Due to the existence of multiple magnetization states (MSs) of the low coercive force (LCF) PMs, the losses minimization of variable flux memory machine (VFMM) under different MSs unable obtained simultaneously. This paper proposes a loss-reduction-oriented (LRO) optimization methodology for overall efficiency improvement in VFMM. Firstly, a recently developed hybrid-magnetic-circuit (HMC) VFMM is selected as a design example to investigate the proposed optimization methodology. Subsequently, the architecture and overall flowchart of the proposed LRO optimization methodology are introduced and given, which includes two rounds of optimization, namely dual-operating-mode rough optimization (DOM-RO) and multiple-operating-mode elaborate optimization (MOM-EO).

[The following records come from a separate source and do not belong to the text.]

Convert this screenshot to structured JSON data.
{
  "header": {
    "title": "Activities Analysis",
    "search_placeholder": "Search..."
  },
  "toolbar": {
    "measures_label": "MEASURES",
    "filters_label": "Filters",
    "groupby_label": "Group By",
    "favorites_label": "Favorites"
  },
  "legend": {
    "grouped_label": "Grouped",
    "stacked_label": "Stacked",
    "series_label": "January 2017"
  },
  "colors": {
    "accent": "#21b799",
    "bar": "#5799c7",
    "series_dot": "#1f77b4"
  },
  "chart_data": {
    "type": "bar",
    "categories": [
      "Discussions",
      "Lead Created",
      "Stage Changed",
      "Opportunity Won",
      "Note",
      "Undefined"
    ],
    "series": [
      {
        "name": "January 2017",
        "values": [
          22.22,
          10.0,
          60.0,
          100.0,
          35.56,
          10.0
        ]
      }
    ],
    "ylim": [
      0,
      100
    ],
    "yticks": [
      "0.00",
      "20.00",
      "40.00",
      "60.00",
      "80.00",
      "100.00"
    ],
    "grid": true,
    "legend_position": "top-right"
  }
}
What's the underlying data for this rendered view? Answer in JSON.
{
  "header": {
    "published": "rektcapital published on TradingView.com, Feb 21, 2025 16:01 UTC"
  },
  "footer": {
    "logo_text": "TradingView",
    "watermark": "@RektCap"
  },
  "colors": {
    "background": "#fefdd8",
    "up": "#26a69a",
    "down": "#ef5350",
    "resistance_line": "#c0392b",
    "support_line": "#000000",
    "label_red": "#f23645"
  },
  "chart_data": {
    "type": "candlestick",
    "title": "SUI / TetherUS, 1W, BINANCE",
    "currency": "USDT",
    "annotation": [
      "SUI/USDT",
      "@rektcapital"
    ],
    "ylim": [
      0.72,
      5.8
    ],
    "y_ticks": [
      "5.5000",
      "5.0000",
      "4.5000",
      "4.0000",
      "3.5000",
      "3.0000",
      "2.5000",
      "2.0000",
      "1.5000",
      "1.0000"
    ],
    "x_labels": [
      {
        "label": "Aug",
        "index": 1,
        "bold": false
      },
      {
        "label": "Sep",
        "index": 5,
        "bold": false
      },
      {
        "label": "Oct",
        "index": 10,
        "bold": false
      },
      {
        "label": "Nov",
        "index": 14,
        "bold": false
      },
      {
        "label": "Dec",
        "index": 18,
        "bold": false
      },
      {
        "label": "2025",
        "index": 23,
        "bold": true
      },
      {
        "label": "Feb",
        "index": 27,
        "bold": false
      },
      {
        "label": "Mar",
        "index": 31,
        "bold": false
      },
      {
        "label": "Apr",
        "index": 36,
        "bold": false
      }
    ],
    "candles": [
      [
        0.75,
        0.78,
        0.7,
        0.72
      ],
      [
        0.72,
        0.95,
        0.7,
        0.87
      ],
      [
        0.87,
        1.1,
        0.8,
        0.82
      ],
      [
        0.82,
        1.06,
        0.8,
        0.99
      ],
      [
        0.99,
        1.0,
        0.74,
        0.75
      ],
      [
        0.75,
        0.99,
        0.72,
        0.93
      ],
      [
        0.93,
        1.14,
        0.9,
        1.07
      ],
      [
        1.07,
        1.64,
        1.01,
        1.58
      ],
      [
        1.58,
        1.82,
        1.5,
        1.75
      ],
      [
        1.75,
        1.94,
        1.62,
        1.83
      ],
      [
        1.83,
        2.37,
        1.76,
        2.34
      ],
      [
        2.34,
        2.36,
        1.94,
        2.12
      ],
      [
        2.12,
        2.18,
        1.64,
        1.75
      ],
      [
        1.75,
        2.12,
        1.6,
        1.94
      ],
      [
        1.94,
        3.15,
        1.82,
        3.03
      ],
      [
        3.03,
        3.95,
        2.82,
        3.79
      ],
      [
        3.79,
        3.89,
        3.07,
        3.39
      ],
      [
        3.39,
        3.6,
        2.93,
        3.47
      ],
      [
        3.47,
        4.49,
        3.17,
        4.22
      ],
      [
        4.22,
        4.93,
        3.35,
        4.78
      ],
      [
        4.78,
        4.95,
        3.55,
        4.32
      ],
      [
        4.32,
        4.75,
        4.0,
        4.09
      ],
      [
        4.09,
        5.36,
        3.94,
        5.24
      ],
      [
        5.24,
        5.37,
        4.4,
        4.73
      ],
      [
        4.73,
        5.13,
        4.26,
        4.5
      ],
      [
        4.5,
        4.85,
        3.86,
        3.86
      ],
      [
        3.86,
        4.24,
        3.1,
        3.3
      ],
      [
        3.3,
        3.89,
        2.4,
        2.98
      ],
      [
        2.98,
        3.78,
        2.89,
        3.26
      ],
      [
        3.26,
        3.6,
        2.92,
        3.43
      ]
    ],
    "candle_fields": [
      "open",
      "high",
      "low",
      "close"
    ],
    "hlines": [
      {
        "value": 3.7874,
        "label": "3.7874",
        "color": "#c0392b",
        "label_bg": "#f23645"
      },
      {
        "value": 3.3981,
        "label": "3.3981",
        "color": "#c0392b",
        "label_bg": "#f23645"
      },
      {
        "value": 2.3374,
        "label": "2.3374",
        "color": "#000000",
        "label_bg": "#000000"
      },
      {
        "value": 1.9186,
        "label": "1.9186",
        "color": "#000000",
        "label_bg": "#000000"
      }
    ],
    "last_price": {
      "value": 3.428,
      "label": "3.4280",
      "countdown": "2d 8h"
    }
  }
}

Besides, a computationally efficient multi-mode field-circuit coupled (MMFC) model is established in finite element (FE) software to account for multiple operating modes within two simple case studies. On this basis, the proposed optimization methodology is applied to the HMC-VFMM, in which the LRO objective function is defined in terms of the time proportions of various MSs in an overall driving cycle. According to the optimization results, the electromagnetic characteristics of the machine are investigated, especially the machine loss and its efficiency maps under different MSs are analyzed. Finally, a prototype is manufactured and tested to verify the validity of the proposed optimization strategy.